June 19, 2026 9:00 AM – 6:00 PM
Free Admission Until 2:00 PM
On Friday, June 19, the Museum will be open from 9:00 AM to 6:00 PM, with free admission available until 2:00 PM. The day will be filled with inspiring programming, live music, cultural performances, family-friendly activities, and community resources honoring this important national holiday. Together, we celebrate history and the ongoing work of positive social change.
Entertainment
10:00 AM: Antonio Hobson, Phat Mak, KJ Willis
11:00 AM: Avid Violin, Black Cream
12:00 PM: Yella P., Ekpe and African Jazz Ensemble
1:15 PM: Lukah, francis the truman, Jonte Mayon
Children’s Activities
Balloon Art
Bubble Making Station
Home Depot Craft Workshop
Make Your Own Juneteenth Flag
Juneteenth and Museum Temporary Tattoos
Community Partners
Health Equity Fair (9:30 AM – 2:00 PM)
Vitalant Juneteenth Blood Drive
Methodist Sickle Cell Center & Sickle Cell Foundation of Tennessee
Baptist Memorial Health Care
Healthy Kids & Teens
Prostate Cancer Awareness
Voter Education and Registration (9:00 AM – 2:00 PM)
Alpha Phi Alpha Fraternity, Inc. Voter Registration
Slavery Memorial Project (9:00 AM – 2:00 PM)
Calvary Episcopal Church – Legacy of 87 Adams
Health Equity
This year’s celebration will also spotlight health equity, recognizing the vital connection between civil rights and access to healthy, thriving communities. Guests can engage in meaningful conversations, wellness-focused activities, and valuable resources designed to promote health for all as well as a comprehensive slate of health resources provided by Baptist Health Sciences University, Baptist Memorial Health Care, and Vitalant with the Sickle Cell Foundation. Health offerings include blood pressure and diabetes risk-factor screenings and education, osteopathic medicine demonstrations, and resource connections to community healthcare workers.
Voter Education and Registration
A voter registration drive will be hosted by Alpha Phi Alpha Fraternity, Incorporated Chapters of Memphis and Shelby County from 9:00 am to 2:00 pm to encourage every visitor to exercise what the Museum calls a fragile, hard-fought right, especially in an election year when voting access remains contested across the country.

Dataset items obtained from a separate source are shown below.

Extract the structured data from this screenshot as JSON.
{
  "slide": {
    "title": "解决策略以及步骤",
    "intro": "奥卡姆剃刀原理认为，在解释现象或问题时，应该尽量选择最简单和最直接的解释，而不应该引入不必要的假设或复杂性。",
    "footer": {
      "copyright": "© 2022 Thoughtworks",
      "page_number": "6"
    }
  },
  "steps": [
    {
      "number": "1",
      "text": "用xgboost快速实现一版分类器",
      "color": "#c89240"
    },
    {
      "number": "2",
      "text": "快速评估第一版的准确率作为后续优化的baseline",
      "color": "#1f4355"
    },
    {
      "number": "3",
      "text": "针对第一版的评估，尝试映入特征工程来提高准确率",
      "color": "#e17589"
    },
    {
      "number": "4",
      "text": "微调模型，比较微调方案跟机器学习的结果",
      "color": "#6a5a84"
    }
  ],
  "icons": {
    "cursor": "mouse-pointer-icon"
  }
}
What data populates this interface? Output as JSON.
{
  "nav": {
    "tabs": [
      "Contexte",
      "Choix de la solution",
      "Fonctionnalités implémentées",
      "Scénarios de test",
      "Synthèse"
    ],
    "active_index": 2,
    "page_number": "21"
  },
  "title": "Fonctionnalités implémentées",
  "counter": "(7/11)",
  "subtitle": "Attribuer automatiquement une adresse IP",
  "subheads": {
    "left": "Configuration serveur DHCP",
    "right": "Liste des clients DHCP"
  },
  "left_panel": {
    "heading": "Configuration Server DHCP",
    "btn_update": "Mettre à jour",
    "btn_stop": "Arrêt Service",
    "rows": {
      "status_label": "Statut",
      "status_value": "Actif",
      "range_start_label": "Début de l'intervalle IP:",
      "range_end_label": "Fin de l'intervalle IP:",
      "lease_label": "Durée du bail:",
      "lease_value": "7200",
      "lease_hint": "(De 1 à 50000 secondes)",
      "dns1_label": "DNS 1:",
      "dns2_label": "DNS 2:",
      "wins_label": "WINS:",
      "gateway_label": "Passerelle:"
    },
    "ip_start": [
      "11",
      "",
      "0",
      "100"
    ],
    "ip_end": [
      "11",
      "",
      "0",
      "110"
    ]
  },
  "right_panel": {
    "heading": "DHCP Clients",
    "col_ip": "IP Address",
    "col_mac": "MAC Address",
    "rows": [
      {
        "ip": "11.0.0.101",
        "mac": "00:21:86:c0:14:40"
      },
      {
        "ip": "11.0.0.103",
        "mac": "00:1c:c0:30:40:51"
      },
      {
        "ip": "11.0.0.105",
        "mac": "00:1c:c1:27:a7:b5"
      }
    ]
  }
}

You can also see the new Legacy Experience exhibits, highlighting civil rights history from Dr. Martin Luther King Jr.’s assassination in 1968 to the present day. Housed in the Museum’s Legacy Building, the expanded exhibitions illuminate the movement’s evolution over the past five decades, examining pivotal moments, strategies, and grassroots organizing that followed 1968 and continue to shape struggles for justice today.
The History of Juneteenth
Juneteenth dates back to June 19, 1865, when Union soldier Major General Gordon Granger landed at Galveston, Texas with the news that the Civil War had ended and the enslaved were now free: an announcement that came more than two and a half years after President Lincoln signed the Emancipation Proclamation, leaving Black Texans denied their freedom since January 1, 1863.